Слышались вопросы и ответы. Целовальник, воспользовавшись увеличением толпы, отстал от народа и вернулся к своему кабаку.
Высокий малый, не замечая исчезновения своего врага целовальника, размахивая оголенной рукой, не переставал говорить, обращая тем на себя общее внимание. На него то преимущественно жался народ, предполагая от него получить разрешение занимавших всех вопросов.
– Он покажи порядок, закон покажи, на то начальство поставлено! Так ли я говорю, православные? – говорил высокий малый, чуть заметно улыбаясь.
– Он думает, и начальства нет? Разве без начальства можно? А то грабить то мало ли их.
– Что пустое говорить! – отзывалось в толпе. – Как же, так и бросят Москву то! Тебе на смех сказали, а ты и поверил. Мало ли войсков наших идет. Так его и пустили! На то начальство. Вон послушай, что народ то бает, – говорили, указывая на высокого малого.

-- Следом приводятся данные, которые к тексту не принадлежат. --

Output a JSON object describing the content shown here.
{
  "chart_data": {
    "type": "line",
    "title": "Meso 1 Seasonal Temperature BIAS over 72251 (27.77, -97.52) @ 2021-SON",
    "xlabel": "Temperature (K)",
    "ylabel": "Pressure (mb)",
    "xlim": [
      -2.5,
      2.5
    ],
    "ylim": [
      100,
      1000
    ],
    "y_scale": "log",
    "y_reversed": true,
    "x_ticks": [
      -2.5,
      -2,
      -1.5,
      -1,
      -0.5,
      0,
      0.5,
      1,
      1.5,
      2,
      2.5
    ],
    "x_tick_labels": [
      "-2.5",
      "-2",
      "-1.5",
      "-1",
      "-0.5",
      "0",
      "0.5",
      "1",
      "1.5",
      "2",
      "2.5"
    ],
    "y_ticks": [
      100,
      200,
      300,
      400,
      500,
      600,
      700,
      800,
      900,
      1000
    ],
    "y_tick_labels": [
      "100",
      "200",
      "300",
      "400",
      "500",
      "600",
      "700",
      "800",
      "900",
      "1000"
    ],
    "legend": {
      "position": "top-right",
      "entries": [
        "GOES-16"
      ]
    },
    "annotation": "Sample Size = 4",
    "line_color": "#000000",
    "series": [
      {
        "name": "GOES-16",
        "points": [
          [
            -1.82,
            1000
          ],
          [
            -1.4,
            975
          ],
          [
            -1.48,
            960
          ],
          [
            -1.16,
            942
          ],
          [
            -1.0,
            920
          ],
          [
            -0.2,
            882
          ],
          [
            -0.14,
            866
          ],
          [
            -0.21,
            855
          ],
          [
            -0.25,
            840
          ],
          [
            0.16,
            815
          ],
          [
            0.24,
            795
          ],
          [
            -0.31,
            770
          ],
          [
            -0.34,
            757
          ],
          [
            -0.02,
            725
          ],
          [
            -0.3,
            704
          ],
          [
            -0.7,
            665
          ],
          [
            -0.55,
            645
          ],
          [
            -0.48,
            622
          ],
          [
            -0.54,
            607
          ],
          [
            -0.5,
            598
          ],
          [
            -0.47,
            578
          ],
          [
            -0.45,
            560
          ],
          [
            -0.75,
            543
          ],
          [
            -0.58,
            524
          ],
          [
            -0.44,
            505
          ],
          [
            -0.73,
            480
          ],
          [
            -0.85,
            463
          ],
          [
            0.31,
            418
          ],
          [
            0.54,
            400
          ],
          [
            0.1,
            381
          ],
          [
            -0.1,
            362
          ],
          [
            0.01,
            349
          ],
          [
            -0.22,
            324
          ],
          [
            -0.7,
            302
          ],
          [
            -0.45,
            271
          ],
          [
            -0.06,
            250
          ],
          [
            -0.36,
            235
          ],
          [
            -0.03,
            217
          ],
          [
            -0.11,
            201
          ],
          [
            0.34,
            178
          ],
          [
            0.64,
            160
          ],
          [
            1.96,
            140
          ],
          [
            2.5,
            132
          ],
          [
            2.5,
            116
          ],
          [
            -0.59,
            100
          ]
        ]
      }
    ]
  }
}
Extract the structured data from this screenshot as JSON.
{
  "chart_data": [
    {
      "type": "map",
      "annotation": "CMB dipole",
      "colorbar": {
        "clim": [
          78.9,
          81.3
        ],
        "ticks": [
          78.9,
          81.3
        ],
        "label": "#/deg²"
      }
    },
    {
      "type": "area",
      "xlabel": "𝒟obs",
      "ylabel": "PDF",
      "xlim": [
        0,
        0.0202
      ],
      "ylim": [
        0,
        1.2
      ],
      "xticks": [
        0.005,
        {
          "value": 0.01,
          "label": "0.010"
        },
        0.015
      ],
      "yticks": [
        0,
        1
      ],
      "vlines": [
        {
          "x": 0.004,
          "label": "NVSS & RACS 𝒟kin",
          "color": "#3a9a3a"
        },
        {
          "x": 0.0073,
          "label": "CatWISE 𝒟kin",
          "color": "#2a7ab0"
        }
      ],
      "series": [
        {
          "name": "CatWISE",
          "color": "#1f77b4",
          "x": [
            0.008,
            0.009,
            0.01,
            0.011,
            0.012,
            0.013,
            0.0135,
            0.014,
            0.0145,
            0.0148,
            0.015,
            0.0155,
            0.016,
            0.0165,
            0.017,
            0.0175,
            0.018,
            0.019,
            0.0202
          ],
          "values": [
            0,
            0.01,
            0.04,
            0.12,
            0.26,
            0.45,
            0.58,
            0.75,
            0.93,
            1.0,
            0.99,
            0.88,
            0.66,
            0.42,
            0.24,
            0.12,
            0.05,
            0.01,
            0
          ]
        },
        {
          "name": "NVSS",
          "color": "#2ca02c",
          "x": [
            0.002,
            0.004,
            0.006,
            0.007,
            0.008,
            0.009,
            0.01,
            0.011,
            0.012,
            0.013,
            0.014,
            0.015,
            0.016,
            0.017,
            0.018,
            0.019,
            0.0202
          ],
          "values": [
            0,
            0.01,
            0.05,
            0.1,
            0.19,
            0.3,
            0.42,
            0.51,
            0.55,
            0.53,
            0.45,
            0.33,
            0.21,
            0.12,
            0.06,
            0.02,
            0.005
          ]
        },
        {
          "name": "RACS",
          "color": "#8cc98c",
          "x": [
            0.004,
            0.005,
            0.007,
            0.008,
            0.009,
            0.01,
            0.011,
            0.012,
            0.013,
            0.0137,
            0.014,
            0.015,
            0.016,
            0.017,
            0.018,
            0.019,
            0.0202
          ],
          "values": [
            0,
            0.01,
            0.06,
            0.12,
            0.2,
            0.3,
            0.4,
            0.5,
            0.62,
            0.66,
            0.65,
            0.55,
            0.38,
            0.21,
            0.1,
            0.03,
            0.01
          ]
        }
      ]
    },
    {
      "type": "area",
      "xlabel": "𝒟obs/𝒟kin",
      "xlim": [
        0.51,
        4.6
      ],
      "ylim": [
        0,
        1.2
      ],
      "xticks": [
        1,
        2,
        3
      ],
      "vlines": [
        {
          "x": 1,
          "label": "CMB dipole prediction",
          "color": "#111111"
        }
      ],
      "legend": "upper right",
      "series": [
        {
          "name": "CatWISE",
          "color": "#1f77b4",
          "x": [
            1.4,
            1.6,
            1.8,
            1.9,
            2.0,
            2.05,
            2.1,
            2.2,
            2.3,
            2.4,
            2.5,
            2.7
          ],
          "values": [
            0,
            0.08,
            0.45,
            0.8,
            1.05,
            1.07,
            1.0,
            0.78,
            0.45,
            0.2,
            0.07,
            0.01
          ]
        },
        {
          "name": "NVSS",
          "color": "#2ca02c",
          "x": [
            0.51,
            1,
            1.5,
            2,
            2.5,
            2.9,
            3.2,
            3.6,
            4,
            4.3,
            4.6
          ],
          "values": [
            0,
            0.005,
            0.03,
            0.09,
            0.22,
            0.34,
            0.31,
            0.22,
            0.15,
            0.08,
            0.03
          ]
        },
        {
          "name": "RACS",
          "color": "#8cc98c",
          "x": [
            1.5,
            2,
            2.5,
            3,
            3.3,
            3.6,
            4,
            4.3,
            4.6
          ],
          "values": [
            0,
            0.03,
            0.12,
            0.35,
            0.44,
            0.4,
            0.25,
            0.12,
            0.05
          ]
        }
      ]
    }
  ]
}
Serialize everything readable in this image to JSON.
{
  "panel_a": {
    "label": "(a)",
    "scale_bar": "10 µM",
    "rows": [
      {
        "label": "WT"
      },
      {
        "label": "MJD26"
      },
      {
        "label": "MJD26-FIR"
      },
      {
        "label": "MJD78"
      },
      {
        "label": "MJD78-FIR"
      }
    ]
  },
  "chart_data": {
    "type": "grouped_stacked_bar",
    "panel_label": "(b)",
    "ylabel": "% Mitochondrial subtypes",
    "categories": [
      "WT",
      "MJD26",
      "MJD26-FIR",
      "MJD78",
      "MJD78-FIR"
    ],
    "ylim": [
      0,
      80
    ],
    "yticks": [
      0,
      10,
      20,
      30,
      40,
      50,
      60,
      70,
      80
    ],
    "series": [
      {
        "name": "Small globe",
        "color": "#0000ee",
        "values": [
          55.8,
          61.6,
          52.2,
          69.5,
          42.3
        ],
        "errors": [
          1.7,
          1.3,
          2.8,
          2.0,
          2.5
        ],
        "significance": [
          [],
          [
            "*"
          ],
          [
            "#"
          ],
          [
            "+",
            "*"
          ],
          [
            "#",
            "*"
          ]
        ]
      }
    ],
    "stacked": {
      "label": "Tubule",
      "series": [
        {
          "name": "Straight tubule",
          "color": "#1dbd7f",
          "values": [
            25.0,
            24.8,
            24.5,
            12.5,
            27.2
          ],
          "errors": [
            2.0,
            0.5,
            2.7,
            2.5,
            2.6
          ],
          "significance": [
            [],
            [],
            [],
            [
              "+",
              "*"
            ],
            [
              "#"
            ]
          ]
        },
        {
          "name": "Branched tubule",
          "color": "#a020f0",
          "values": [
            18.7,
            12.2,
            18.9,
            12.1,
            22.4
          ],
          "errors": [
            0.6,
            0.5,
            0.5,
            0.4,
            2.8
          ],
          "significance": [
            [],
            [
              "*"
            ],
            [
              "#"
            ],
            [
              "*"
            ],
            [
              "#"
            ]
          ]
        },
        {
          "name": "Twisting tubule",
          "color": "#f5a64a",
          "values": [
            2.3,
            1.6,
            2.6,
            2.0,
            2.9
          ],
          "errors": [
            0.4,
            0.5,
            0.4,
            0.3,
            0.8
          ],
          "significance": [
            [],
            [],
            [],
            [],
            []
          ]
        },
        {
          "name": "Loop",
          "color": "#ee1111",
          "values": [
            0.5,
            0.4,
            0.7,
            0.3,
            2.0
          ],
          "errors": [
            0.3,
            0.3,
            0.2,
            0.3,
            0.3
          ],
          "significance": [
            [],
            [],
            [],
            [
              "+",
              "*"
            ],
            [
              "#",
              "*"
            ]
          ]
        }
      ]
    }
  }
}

У стены Китай города другая небольшая кучка людей окружала человека в фризовой шинели, держащего в руках бумагу.
– Указ, указ читают! Указ читают! – послышалось в толпе, и народ хлынул к чтецу.
Человек в фризовой шинели читал афишку от 31 го августа. Когда толпа окружила его, он как бы смутился, но на требование высокого малого, протеснившегося до него, он с легким дрожанием в голосе начал читать афишку сначала.
«Я завтра рано еду к светлейшему князю, – читал он (светлеющему! – торжественно, улыбаясь ртом и хмуря брови, повторил высокий малый), – чтобы с ним переговорить, действовать и помогать войскам истреблять злодеев; станем и мы из них дух… – продолжал чтец и остановился („Видал?“ – победоносно прокричал малый. – Он тебе всю дистанцию развяжет…»)… – искоренять и этих гостей к черту отправлять; я приеду назад к обеду, и примемся за дело, сделаем, доделаем и злодеев отделаем».
Последние слова были прочтены чтецом в совершенном молчании. Высокий малый грустно опустил голову. Очевидно было, что никто не понял этих последних слов. В особенности слова: «я приеду завтра к обеду», видимо, даже огорчили и чтеца и слушателей. Понимание народа было настроено на высокий лад, а это было слишком просто и ненужно понятно; это было то самое, что каждый из них мог бы сказать и что поэтому не мог говорить указ, исходящий от высшей власти.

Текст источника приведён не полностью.